Open komatits opened 10 years ago
See also Leonardo Bautista-Gomez, Dimitri Komatitsch, Naoya Maruyama, Seiji Tsuboi, Franck Cappello, Satoshi Matsuoka and Takeshi Nakamura, FTI: high performance Fault Tolerance Interface for hybrid systems, Proceedings of the ACM / IEEE Supercomputing SC'2011 conference, article #32, p. 32:1-32:12, doi: 10.1145/2063384.2063427 (2011).
http://komatitsch.free.fr/preprints/sc2011_Leonardo_Bautista_Gomez.pdf
I will soon implement a basic fault-tolerance (more precisely: fail-safe) mechanism based on an idea from Daniel Peter @danielpeter .
add a checkpointing/restarting system with a checksum system as in SPECFEM3D_GLOBE/tags/v4.1.0_beta_merged_mesher_solver_non_blocking_MPI/src , or using the fault tolerance library developed by Leonardo Bautista and Franck Cappello at INRIA (see the content of directory "utils/fault_tolerance").

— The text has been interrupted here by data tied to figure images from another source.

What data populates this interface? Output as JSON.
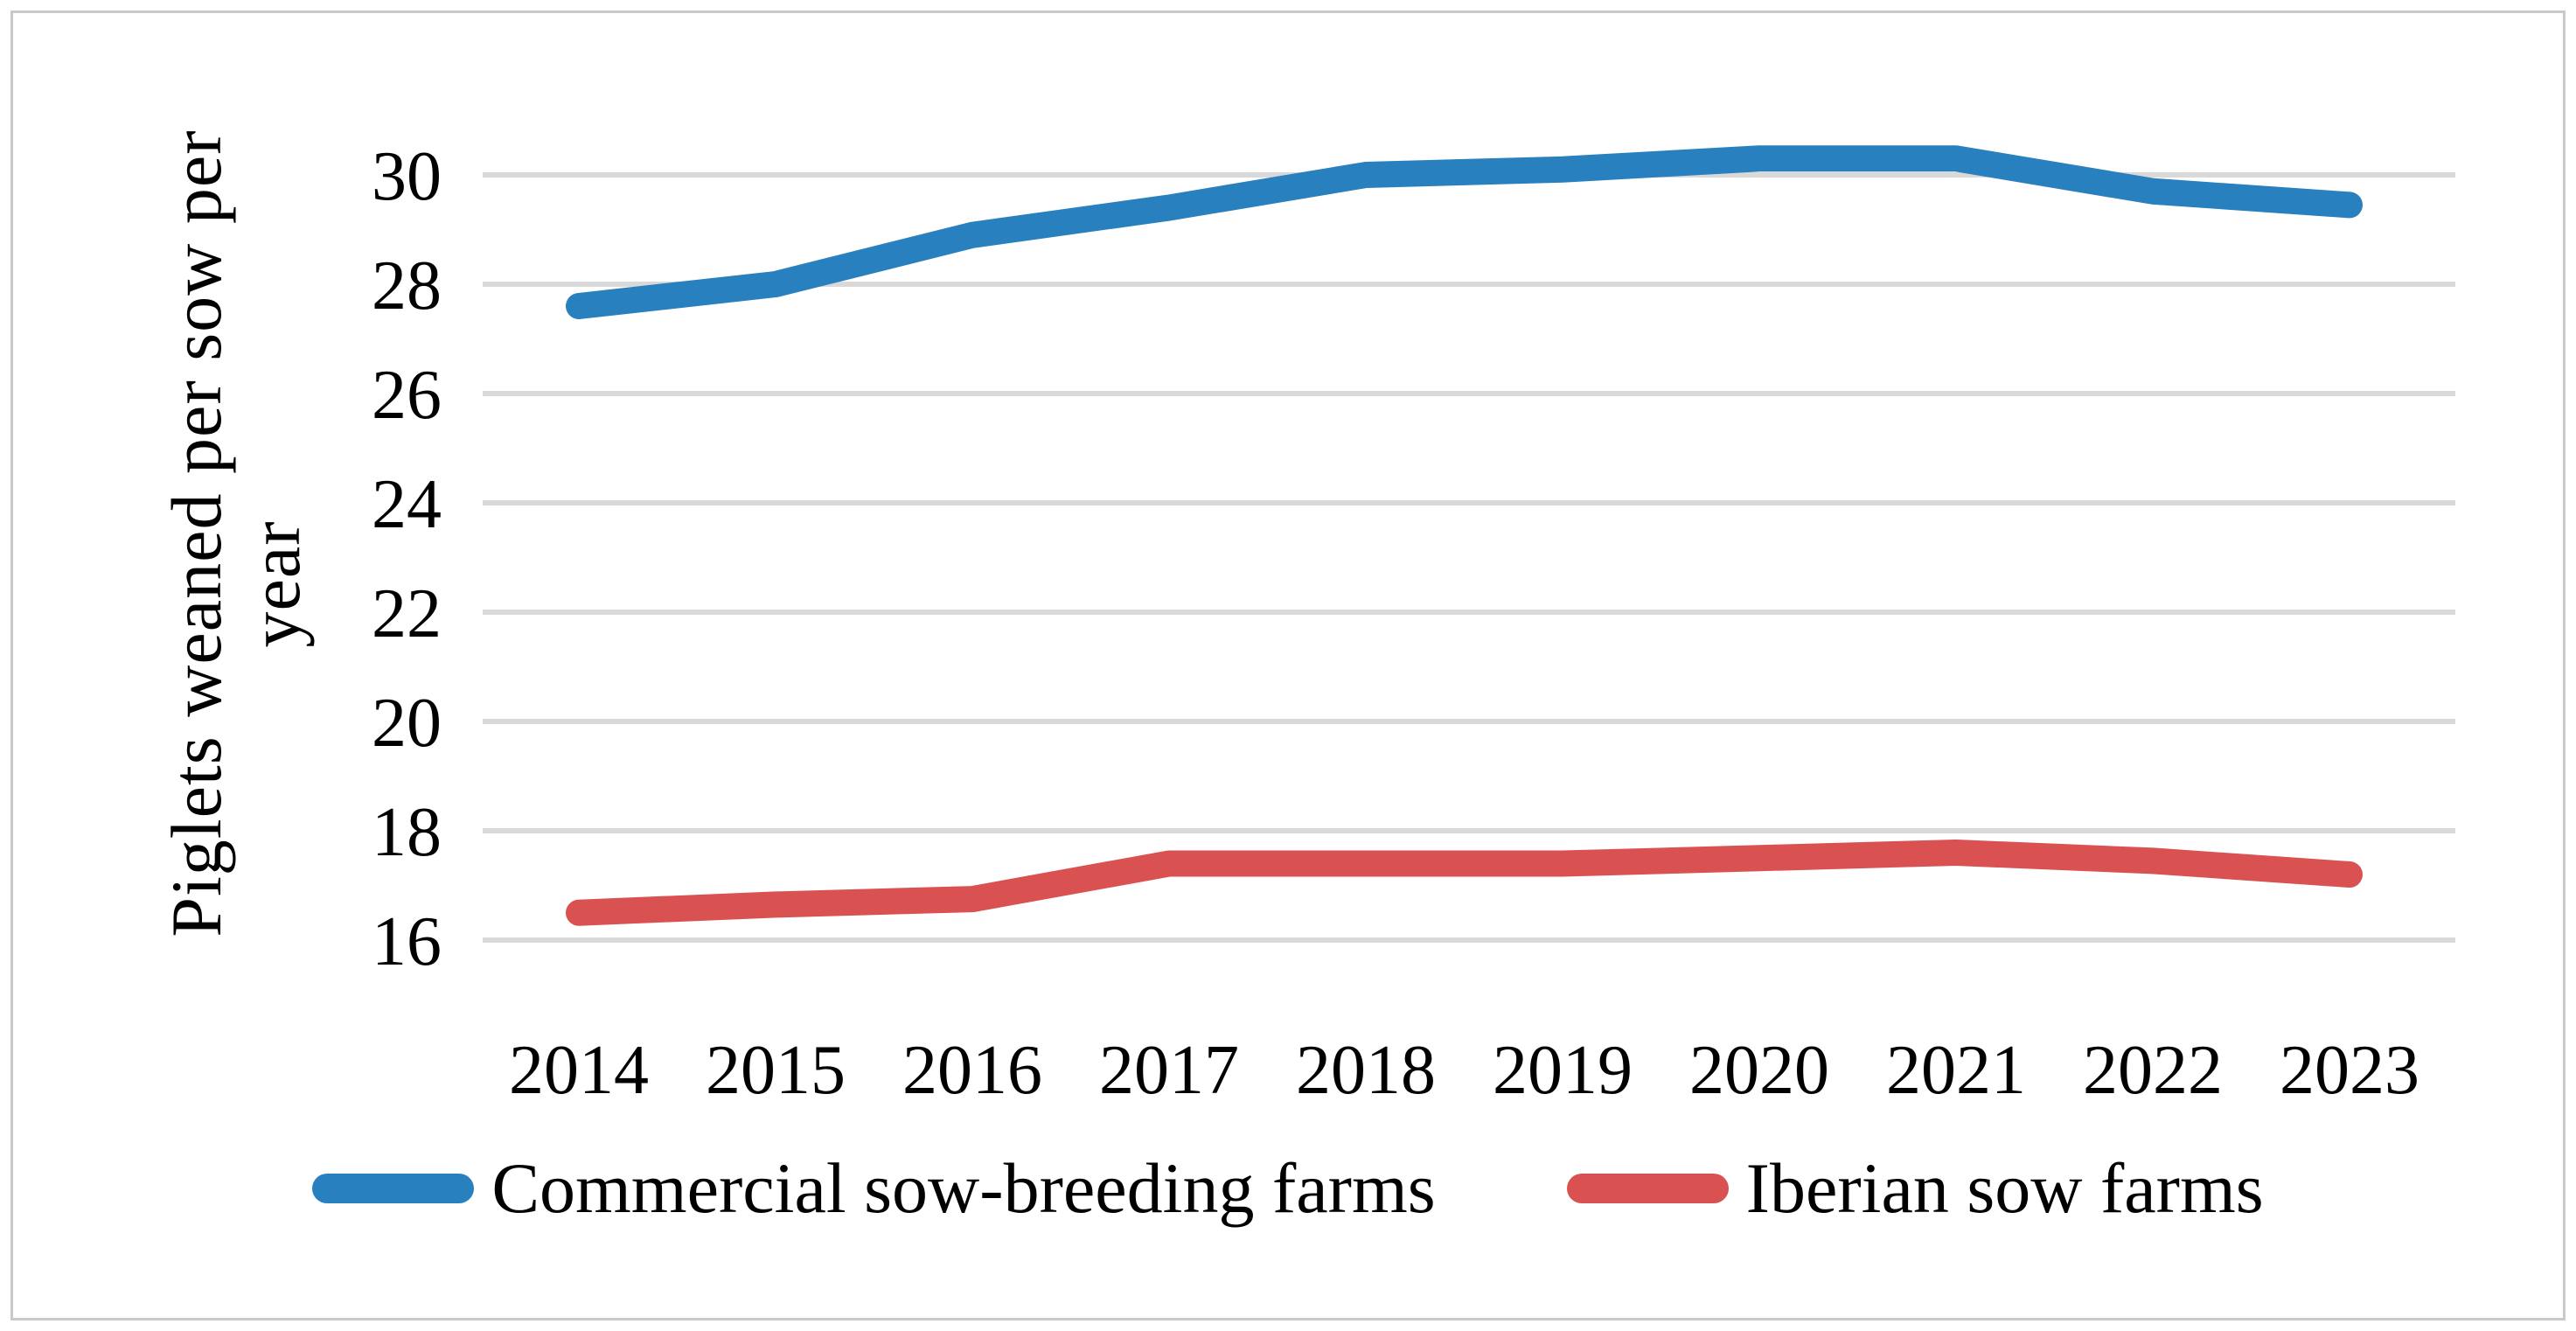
{
  "figure": {
    "y_axis_title": "Piglets weaned per sow per year",
    "y_axis_title_lines": [
      "Piglets weaned per sow per",
      "year"
    ],
    "legend_items": [
      {
        "label": "Commercial sow-breeding farms",
        "color": "#2980be"
      },
      {
        "label": "Iberian sow farms",
        "color": "#d95151"
      }
    ]
  },
  "chart_data": {
    "type": "line",
    "title": "",
    "xlabel": "",
    "ylabel": "Piglets weaned per sow per year",
    "categories": [
      "2014",
      "2015",
      "2016",
      "2017",
      "2018",
      "2019",
      "2020",
      "2021",
      "2022",
      "2023"
    ],
    "yticks": [
      16,
      18,
      20,
      22,
      24,
      26,
      28,
      30
    ],
    "ylim": [
      16,
      30
    ],
    "grid": true,
    "legend_position": "bottom",
    "gridline_color": "#d9d9d9",
    "series": [
      {
        "name": "Commercial sow-breeding farms",
        "color": "#2980be",
        "values": [
          27.6,
          28.0,
          28.9,
          29.4,
          30.0,
          30.1,
          30.3,
          30.3,
          29.7,
          29.45
        ]
      },
      {
        "name": "Iberian sow farms",
        "color": "#d95151",
        "values": [
          16.5,
          16.65,
          16.75,
          17.4,
          17.4,
          17.4,
          17.5,
          17.6,
          17.45,
          17.2
        ]
      }
    ]
  }
}
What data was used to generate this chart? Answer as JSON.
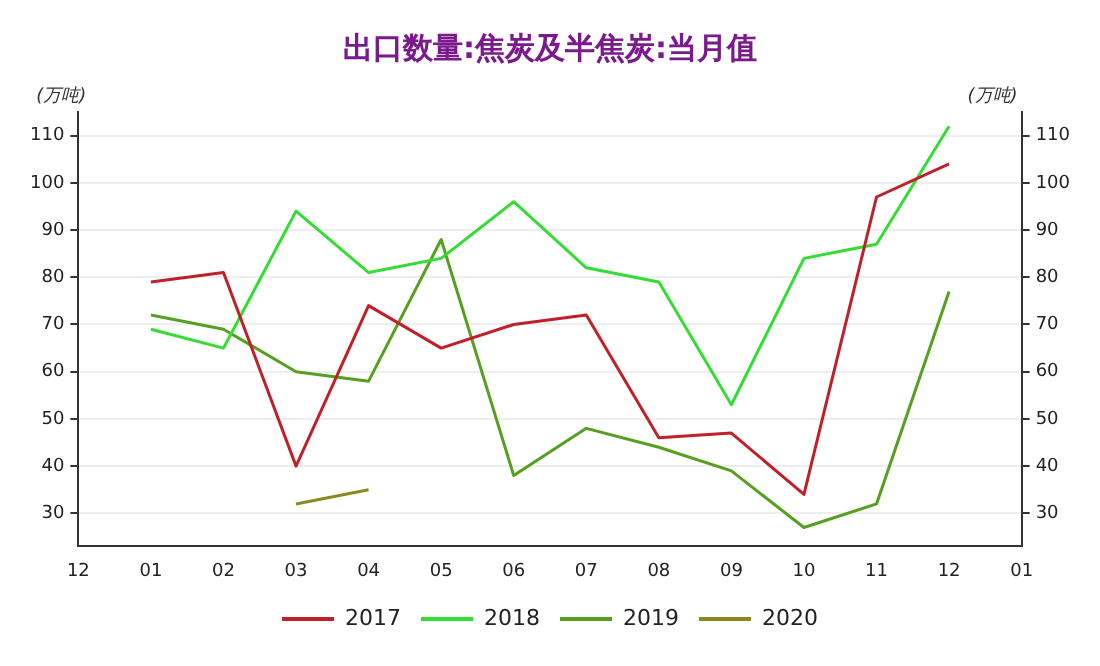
{
  "chart_data": {
    "type": "line",
    "title": "出口数量:焦炭及半焦炭:当月值",
    "ylabel": "(万吨)",
    "y2label": "(万吨)",
    "categories": [
      "12",
      "01",
      "02",
      "03",
      "04",
      "05",
      "06",
      "07",
      "08",
      "09",
      "10",
      "11",
      "12",
      "01"
    ],
    "series": [
      {
        "name": "2017",
        "color": "#c0202a",
        "values": [
          null,
          79,
          81,
          40,
          74,
          65,
          70,
          72,
          46,
          47,
          34,
          97,
          104,
          null
        ]
      },
      {
        "name": "2018",
        "color": "#33dd33",
        "values": [
          null,
          69,
          65,
          94,
          81,
          84,
          96,
          82,
          79,
          53,
          84,
          87,
          112,
          null
        ]
      },
      {
        "name": "2019",
        "color": "#55a020",
        "values": [
          null,
          72,
          69,
          60,
          58,
          88,
          38,
          48,
          44,
          39,
          27,
          32,
          77,
          null
        ]
      },
      {
        "name": "2020",
        "color": "#8a8a20",
        "values": [
          null,
          null,
          null,
          32,
          35,
          null,
          null,
          null,
          null,
          null,
          null,
          null,
          null,
          null
        ]
      }
    ],
    "ylim": [
      23,
      115
    ],
    "yticks": [
      30,
      40,
      50,
      60,
      70,
      80,
      90,
      100,
      110
    ],
    "y2lim": [
      23,
      115
    ],
    "y2ticks": [
      30,
      40,
      50,
      60,
      70,
      80,
      90,
      100,
      110
    ],
    "grid": "y",
    "legend": "bottom",
    "marker": "none",
    "line_style": "solid"
  }
}
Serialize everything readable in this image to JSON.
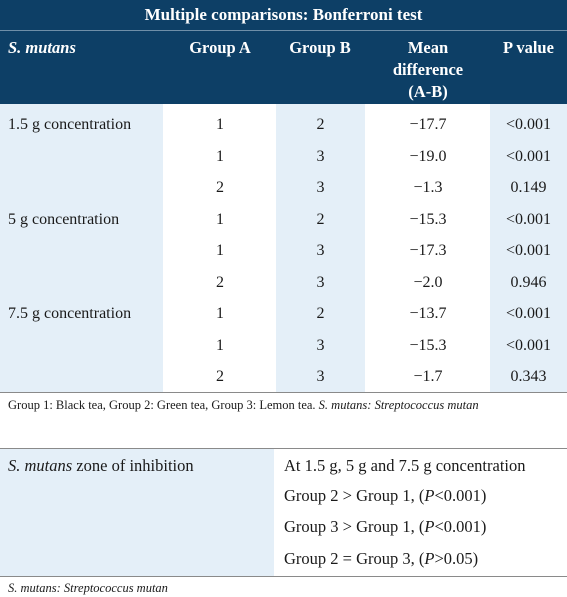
{
  "table1": {
    "title": "Multiple comparisons: Bonferroni test",
    "headers": {
      "organism": "S. mutans",
      "group_a": "Group A",
      "group_b": "Group B",
      "mean_line1": "Mean",
      "mean_line2": "difference",
      "mean_line3": "(A-B)",
      "p_value": "P value"
    },
    "rows": [
      {
        "label": "1.5 g concentration",
        "a": "1",
        "b": "2",
        "mean": "−17.7",
        "p": "<0.001"
      },
      {
        "label": "",
        "a": "1",
        "b": "3",
        "mean": "−19.0",
        "p": "<0.001"
      },
      {
        "label": "",
        "a": "2",
        "b": "3",
        "mean": "−1.3",
        "p": "0.149"
      },
      {
        "label": "5 g concentration",
        "a": "1",
        "b": "2",
        "mean": "−15.3",
        "p": "<0.001"
      },
      {
        "label": "",
        "a": "1",
        "b": "3",
        "mean": "−17.3",
        "p": "<0.001"
      },
      {
        "label": "",
        "a": "2",
        "b": "3",
        "mean": "−2.0",
        "p": "0.946"
      },
      {
        "label": "7.5 g concentration",
        "a": "1",
        "b": "2",
        "mean": "−13.7",
        "p": "<0.001"
      },
      {
        "label": "",
        "a": "1",
        "b": "3",
        "mean": "−15.3",
        "p": "<0.001"
      },
      {
        "label": "",
        "a": "2",
        "b": "3",
        "mean": "−1.7",
        "p": "0.343"
      }
    ],
    "footnote_plain": "Group 1: Black tea, Group 2: Green tea, Group 3: Lemon tea. ",
    "footnote_italic": "S. mutans: Streptococcus mutan"
  },
  "table2": {
    "head_italic": "S. mutans",
    "head_rest": " zone of inhibition",
    "lines": [
      {
        "pre": "At 1.5 g, 5 g and 7.5 g concentration",
        "p": "",
        "post": ""
      },
      {
        "pre": "Group 2 > Group 1, (",
        "p": "P",
        "post": "<0.001)"
      },
      {
        "pre": "Group 3 > Group 1, (",
        "p": "P",
        "post": "<0.001)"
      },
      {
        "pre": "Group 2 = Group 3, (",
        "p": "P",
        "post": ">0.05)"
      }
    ],
    "footnote_italic": "S. mutans: Streptococcus mutan"
  }
}
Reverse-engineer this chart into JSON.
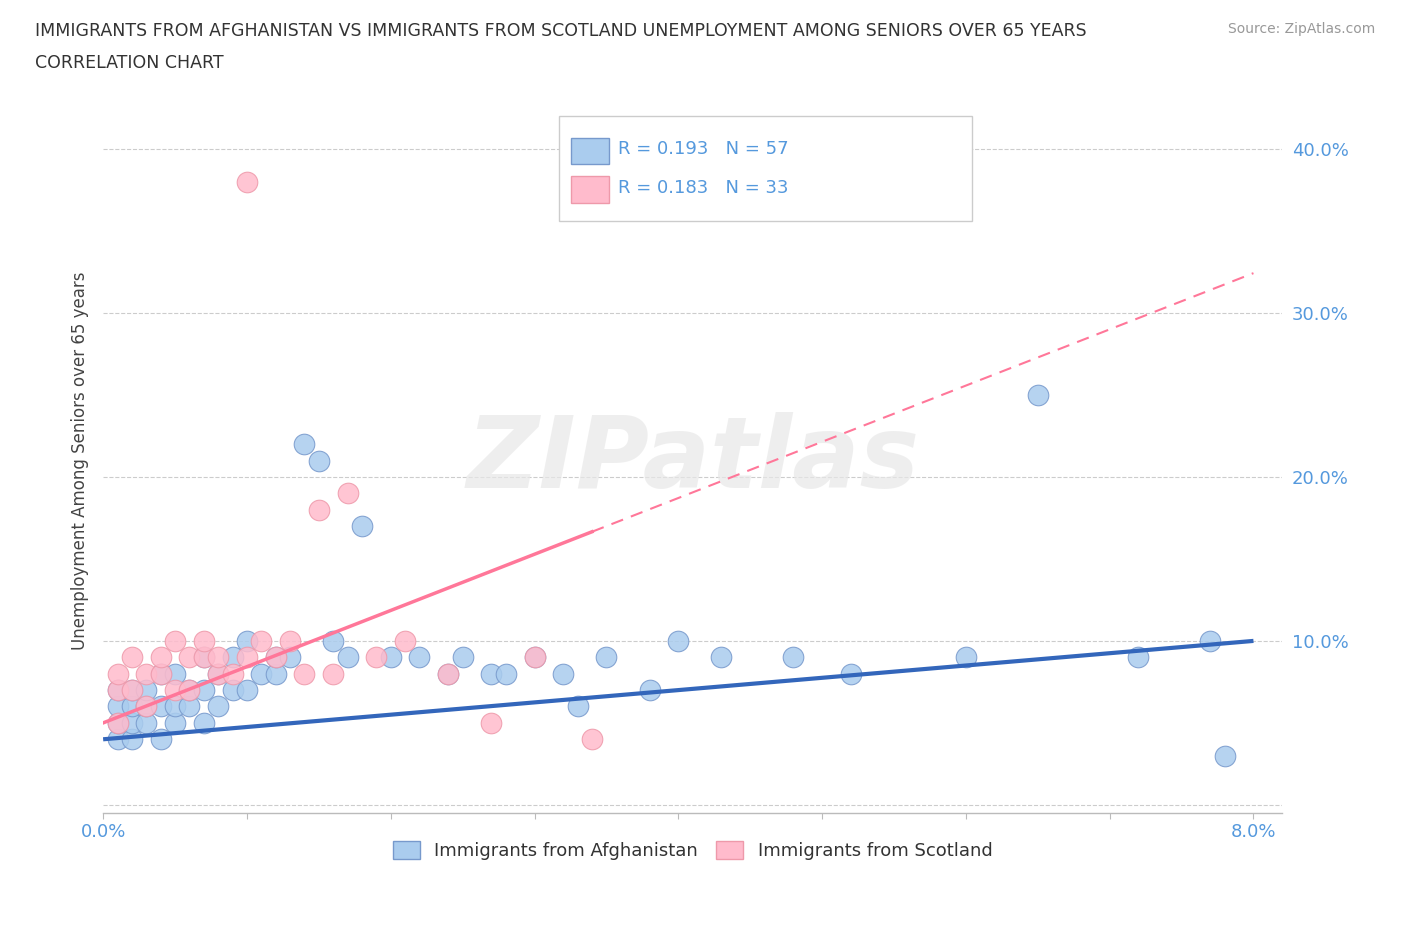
{
  "title_line1": "IMMIGRANTS FROM AFGHANISTAN VS IMMIGRANTS FROM SCOTLAND UNEMPLOYMENT AMONG SENIORS OVER 65 YEARS",
  "title_line2": "CORRELATION CHART",
  "source": "Source: ZipAtlas.com",
  "ylabel": "Unemployment Among Seniors over 65 years",
  "legend_label1": "Immigrants from Afghanistan",
  "legend_label2": "Immigrants from Scotland",
  "color_blue_fill": "#AACCEE",
  "color_blue_edge": "#7799CC",
  "color_pink_fill": "#FFBBCC",
  "color_pink_edge": "#EE99AA",
  "color_blue_line": "#3366BB",
  "color_pink_line": "#FF7799",
  "color_axis_label": "#5599DD",
  "watermark": "ZIPatlas",
  "r_afghanistan": "0.193",
  "n_afghanistan": "57",
  "r_scotland": "0.183",
  "n_scotland": "33",
  "xlim": [
    0.0,
    0.082
  ],
  "ylim": [
    -0.005,
    0.425
  ],
  "ytick_vals": [
    0.0,
    0.1,
    0.2,
    0.3,
    0.4
  ],
  "ytick_labels": [
    "",
    "10.0%",
    "20.0%",
    "30.0%",
    "40.0%"
  ],
  "xtick_vals": [
    0.0,
    0.01,
    0.02,
    0.03,
    0.04,
    0.05,
    0.06,
    0.07,
    0.08
  ],
  "xtick_labels": [
    "0.0%",
    "",
    "",
    "",
    "",
    "",
    "",
    "",
    "8.0%"
  ]
}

Should probably be done based on ADIOS.
From Craig P Steffen at NCSA:
Make checkpointing/restarting easier to use and not limited to a NUMBER_OF_RUNS > 1; i.e. on big machines we should be able to use the existing routines to checkpoint even when NUMBER_OF_RUNS == 1, in case the run fails and needs to be restarted. This will be useful on very big machines, in particular in SPECFEM3D_GLOBE.